Coast Guard officer injured in rescue dies: The U.S. Coast Guard said Wednesday that Petty Officer Third Class Travis Obendorf died in a Seattle hospital after succumbing to injuries he received during the rescue of 22 mariners from the fishing vessel Alaska Mist in the Bering Sea on Nov. 11. The Coast Guard credits Obendorf with directly saving at least five crew members of the stranded 166-foot vessel, which had suffered a mechanical failure. After being injured during the rescue operation, Obendorf was immediately taken to Cold Bay, and then Anchorage. He was transferred to Seattle Dec. 6. The Coast Guard said they are continuing to investigate the incident.
Stolen vehicle leads to foot chase, frostbite: A Wasilla man landed in a Fairbanks hospital after attempting to flee into the Alaska Range to escape arrest, according to Alaska State Trooper reports. Troopers said the incident began Tuesday afternoon with the report of a vehicle in a ditch near Mile 201 of the Parks Highway near Broad Pass, one of two passes through which the highway traverses the Alaska Range. When troopers responded, they discovered that the vehicle had been stolen from Anchorage. Meanwhile, the driver, 20-year-old Samuel A. Wade of Wasilla, had caught a ride with a passing driver. When police pulled over the driver who'd picked him up near Cantwell, Wade fled on foot. Troopers tracked him for more than an hour through two miles of forest before locating and apprehending him. Temperatures at the time were 20 degrees below zero, troopers reported.
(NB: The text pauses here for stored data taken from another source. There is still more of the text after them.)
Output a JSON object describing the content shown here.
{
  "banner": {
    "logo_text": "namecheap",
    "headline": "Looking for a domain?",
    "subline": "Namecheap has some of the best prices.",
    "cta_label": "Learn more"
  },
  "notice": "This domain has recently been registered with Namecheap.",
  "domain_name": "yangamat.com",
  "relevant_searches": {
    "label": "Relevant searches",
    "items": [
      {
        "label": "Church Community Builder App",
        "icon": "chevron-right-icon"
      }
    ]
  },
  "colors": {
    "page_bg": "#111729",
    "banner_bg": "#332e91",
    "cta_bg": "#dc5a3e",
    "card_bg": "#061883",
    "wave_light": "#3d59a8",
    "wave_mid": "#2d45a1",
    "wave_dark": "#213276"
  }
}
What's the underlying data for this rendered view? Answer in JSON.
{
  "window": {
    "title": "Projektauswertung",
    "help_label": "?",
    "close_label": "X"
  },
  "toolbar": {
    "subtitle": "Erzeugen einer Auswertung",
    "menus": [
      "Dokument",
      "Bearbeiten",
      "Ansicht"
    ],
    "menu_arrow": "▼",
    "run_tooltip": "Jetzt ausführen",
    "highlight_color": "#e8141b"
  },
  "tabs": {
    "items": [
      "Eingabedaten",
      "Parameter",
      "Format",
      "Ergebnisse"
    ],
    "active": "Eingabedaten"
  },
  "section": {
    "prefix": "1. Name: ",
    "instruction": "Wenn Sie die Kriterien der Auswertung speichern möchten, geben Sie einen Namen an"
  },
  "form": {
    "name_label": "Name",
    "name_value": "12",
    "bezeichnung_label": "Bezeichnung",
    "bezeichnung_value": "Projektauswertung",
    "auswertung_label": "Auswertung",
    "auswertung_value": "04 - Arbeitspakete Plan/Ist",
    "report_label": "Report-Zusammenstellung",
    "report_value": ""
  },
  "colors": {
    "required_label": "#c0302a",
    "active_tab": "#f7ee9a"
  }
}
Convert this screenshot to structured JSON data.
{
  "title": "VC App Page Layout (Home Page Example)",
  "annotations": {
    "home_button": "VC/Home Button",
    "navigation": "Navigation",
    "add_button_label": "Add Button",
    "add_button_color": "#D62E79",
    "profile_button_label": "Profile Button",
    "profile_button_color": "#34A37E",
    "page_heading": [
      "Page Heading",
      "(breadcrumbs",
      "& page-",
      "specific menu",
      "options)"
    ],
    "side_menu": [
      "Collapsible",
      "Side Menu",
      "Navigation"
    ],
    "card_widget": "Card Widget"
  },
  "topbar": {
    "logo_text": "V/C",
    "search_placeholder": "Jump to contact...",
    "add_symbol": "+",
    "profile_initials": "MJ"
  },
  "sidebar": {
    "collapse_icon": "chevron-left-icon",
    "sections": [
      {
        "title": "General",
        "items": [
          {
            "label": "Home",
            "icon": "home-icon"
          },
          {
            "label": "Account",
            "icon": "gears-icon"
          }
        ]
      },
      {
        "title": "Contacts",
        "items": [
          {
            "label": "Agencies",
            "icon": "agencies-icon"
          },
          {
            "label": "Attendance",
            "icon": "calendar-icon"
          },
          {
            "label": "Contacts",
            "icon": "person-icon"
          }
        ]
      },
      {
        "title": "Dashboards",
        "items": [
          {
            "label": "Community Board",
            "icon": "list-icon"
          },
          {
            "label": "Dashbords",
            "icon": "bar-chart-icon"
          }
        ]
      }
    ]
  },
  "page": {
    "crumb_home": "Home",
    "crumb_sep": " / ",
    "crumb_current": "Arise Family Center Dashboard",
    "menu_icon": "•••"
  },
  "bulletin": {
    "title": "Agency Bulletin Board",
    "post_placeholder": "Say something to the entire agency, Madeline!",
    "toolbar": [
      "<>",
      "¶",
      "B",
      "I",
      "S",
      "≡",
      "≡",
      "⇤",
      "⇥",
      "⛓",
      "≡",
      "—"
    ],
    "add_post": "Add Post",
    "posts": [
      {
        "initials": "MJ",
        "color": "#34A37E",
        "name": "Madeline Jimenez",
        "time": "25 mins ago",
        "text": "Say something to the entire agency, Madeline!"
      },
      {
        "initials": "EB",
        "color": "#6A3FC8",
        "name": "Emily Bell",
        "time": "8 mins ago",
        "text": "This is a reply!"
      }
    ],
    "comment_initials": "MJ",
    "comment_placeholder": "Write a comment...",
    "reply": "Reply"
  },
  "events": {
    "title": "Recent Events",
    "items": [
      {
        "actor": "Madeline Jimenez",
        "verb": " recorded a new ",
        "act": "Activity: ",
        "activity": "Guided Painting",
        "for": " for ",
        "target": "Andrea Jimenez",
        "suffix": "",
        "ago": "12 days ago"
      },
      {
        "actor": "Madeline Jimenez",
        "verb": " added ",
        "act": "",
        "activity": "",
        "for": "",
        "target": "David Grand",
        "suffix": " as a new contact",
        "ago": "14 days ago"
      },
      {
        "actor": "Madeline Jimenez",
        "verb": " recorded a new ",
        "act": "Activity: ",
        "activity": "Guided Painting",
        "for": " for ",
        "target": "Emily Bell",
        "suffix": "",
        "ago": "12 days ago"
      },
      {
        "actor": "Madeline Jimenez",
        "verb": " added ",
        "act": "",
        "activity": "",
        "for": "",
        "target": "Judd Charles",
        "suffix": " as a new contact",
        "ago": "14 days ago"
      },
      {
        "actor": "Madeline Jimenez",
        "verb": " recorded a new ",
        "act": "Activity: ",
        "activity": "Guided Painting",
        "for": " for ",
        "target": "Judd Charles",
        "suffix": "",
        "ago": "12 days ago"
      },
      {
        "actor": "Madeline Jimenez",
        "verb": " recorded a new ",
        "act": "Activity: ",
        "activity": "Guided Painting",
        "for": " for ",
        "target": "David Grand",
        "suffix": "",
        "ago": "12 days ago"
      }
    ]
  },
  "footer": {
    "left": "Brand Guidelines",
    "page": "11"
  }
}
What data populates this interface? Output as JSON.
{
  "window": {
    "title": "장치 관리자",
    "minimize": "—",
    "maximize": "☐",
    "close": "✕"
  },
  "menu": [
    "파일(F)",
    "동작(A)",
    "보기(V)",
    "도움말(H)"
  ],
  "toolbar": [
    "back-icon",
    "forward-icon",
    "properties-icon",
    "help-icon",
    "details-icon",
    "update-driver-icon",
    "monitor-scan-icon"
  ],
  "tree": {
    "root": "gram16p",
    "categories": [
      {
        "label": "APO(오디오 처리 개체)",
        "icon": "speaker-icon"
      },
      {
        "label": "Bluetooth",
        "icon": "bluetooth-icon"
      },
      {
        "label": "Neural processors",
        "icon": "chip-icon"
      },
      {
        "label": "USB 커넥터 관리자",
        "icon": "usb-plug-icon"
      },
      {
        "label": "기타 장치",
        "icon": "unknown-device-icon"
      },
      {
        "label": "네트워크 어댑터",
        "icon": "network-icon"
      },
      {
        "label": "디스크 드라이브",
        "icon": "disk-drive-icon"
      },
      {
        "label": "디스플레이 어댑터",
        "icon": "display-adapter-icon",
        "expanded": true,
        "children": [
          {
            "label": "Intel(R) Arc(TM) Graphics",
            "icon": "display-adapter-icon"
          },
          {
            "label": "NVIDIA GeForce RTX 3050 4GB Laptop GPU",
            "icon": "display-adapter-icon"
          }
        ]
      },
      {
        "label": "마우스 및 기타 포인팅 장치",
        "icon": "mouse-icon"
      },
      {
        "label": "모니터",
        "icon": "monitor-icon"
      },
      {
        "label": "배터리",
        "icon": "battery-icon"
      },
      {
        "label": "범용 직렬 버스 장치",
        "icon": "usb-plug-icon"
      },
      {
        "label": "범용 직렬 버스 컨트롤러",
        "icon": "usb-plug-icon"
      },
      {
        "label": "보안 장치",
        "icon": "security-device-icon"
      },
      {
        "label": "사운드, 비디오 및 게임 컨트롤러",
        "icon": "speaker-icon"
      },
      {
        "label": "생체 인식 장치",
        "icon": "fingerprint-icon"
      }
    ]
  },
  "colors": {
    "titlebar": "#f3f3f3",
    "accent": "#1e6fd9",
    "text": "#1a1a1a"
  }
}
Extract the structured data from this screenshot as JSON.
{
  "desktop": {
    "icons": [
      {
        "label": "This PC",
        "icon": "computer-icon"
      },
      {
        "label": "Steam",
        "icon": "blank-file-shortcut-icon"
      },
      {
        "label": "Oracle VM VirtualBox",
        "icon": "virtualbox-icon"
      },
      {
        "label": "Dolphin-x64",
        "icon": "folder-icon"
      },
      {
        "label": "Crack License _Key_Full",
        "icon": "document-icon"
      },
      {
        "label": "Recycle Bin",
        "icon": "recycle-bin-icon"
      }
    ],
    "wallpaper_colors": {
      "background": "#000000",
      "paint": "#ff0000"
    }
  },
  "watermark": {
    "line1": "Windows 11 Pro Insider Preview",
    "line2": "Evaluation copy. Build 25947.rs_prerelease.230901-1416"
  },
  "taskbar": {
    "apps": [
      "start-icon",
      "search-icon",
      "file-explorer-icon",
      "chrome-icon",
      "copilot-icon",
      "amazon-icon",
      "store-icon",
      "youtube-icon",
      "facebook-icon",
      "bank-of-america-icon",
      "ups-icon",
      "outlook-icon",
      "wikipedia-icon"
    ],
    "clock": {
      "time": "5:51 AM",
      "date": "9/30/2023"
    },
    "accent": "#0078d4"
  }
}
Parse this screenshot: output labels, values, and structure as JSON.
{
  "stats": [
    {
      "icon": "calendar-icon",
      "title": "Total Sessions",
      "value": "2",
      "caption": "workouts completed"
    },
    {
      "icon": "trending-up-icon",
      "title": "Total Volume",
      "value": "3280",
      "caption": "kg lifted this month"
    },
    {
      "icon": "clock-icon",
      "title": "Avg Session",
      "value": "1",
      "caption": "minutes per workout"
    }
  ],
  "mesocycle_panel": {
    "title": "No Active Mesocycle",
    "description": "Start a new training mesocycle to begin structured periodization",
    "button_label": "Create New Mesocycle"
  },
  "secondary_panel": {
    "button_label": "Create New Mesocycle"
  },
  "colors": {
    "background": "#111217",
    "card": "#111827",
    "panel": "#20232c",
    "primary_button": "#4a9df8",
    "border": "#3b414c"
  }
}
By then, Wade was suffering from hypothermia and frostbite. He was treated first by emergency medical services in Cantwell and then at Fairbanks Memorial Hospital, after which he was arrested and charged with second-degree escape, first-degree vehicle theft, first-degree criminal trespass, resisting arrest and disorderly conduct. He was taken to Fairbanks Correctional Facility and held without bail.
A way to capture flare gas? Natural gas burned off as flares at 1,500 oil wells that dot North Dakota's Bakken oil field could heat a million homes — and they release as much carbon as three coal-fired power plants. But capturing waste gas has never proven feasible. That may be about to change. The New York Times reports that a partnership between Norway's Statoil and General Electric is working on projects to capture that gas and use it, rather than burning it as waste. One possibility is using it as a fuel for onsite equipment. A prototype is being tested in North Dakota by the two companies now. Alaska's oil wells flare gas, too, though not as much as North Dakota's. Still, if the fuel technology becomes practical, it might prove especially useful in logistically challenging places -- such as the North Slope.
Conservative judicial group blasts Begich: Ready or not, politicking around the 2014 elections has begun, and Alaskans can look forward to seeing one of the first attack ads of the season on air beginning today, according to the Washington, D.C.-based news and politics site Politico. The 30-second advertisement, produced by conservative group Judicial Crisis Network, focuses on Sen. Mark Begich's votes to confirm Obama-nominated federal judges and links those to hot-button issues such as Obamacare and Second Amendment concerns. The group plans to spend more than $100,000 running the ad. Begich isn't the first to be targeted by the campaign, Politico notes. Sens. Mary Landrieu of Louisiana and Mark Pryor of Arkansas -- both, like Begich, Democratic senators in conservative-leaning states -- have already been the target of similar campaigns.